Essentially, in each election, she asked well-known people in the community to take one for the party.
The first Republican legislator from Polk since Reconstruction was elected in 1990. A Republican majority was elected in 1996 and there hasn’t been a Democrat elected from Polk since 1998. Now, Democrats seem to be paying attention to Burt’s philosophy.
Two of the bigger names Democrats have fielded are retired Circuit Judge Robert Doyel facing Republican activist Sam Killebrew for House District 41, and former school board member Debra Wright challenging Republican incumbent Kelli Stargel, for Senate District 22.
Doyel amassed a healthy campaign warchest of $92,265, an unusual feat for a Democrat in Polk County. Killebrew finished with $228,699.
Wright raised $26,277 in her Senate campaign, but the incumbent Stargel had received $494,010.
Members of the Florida Legislature receive an annual salary of $29,697.
How About Another Election?
Walk into any voting location in Lakeland and you will be stopped as you come out of the building and asked if you are a resident within the city limits of Lakeland.
“If you answer yes the person behind the desk (placed at the required distance from the polling entrance) will say ‘Well come on over and sign the petition for a strong mayor.’” Lakeland resident Ricky Shira said after casting his ballot in early voting. He didn’t sign.
The petitioners will be out in force Tuesday at the precinct locations too.
Supporters of changing the city charter to create a strong mayor form of government in Lakeland hope to obtain enough signatures to force the issue onto the ballot in 2017.
Most of the people manning the petition tables are paid. But there are volunteers for the group as well. And there are just as many old-time movers and shakers in Lakeland who have formed a group to oppose the strong-mayor proposal.
Currently, while the mayor is elected by the city’s voters for a four-year term, he or she is considered one of the seven members of the commission in the city manager form of government.
Supporters hope to bring the issue to the ballot in November 2017, when city commission elections are held.
Both Tampa and Orlando, on each side of Lakeland, have the strong mayor system of government. Supporters say Lakeland, whose population is now over 110,000, is large enough to have a strong mayor system.
‘Woman’s Work’ …
Don’t tell Dena DeCamp of Lakeland that Donald Trump doesn’t have the support of women. She will read you a litany of women working in his Florida campaign.
“Most of the Republican campaign headquarters across the state are being run by the Florida Federation of Republican women,” said DeCamp of Lakeland, who is the state president.
She insists that statewide women are coming forward and supporting Trump, recalling a 92-year-old woman who had immigrated from Australia decades ago and became a citizen had come in to register to vote for the first time.

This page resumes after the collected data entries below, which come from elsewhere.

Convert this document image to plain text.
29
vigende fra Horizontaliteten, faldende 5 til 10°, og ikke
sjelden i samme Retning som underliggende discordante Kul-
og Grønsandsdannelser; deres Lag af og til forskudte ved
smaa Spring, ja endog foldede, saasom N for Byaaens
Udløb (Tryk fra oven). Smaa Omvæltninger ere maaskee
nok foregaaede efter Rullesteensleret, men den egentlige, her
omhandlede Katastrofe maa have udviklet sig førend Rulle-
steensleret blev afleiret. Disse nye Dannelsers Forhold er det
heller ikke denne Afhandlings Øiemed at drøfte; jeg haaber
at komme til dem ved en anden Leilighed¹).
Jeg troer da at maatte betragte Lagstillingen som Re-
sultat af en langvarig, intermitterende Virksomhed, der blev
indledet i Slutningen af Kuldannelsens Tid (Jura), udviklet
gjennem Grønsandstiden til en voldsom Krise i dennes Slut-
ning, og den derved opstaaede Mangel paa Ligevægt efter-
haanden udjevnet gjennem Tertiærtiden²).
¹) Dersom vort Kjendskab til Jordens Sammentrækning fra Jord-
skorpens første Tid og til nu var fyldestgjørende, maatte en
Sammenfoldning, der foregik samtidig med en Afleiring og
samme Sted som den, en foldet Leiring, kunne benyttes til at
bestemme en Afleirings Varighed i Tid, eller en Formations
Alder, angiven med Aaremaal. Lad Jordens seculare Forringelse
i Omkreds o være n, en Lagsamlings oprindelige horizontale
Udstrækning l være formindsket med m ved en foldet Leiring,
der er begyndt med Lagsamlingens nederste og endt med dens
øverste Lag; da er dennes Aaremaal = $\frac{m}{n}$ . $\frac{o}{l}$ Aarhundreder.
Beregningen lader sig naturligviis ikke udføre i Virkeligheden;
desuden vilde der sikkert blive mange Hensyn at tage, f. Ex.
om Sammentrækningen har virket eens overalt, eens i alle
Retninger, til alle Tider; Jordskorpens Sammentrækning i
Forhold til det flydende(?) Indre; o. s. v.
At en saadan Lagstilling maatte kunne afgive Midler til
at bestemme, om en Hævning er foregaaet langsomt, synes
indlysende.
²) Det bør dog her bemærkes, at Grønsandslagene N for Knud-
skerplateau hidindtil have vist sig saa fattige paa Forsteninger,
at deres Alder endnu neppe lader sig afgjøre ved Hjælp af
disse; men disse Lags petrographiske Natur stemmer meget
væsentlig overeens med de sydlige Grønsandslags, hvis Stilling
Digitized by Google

“We have had many people well over the age of 21 come into the Lakeland campaign headquarters to register for the first time or to change parties to Republican,” she said.
The forms are then taken to the Polk County Supervisor of Elections office to be recorded.
DeCamp has supported Trump from the day he won the nomination and has often acted as his surrogate in the state, including speaking at his event in Lakeland.
“This is the person we in the early tea party have been waiting for — a businessman who is not a politician,” she said late Monday as she was putting up more campaign signs.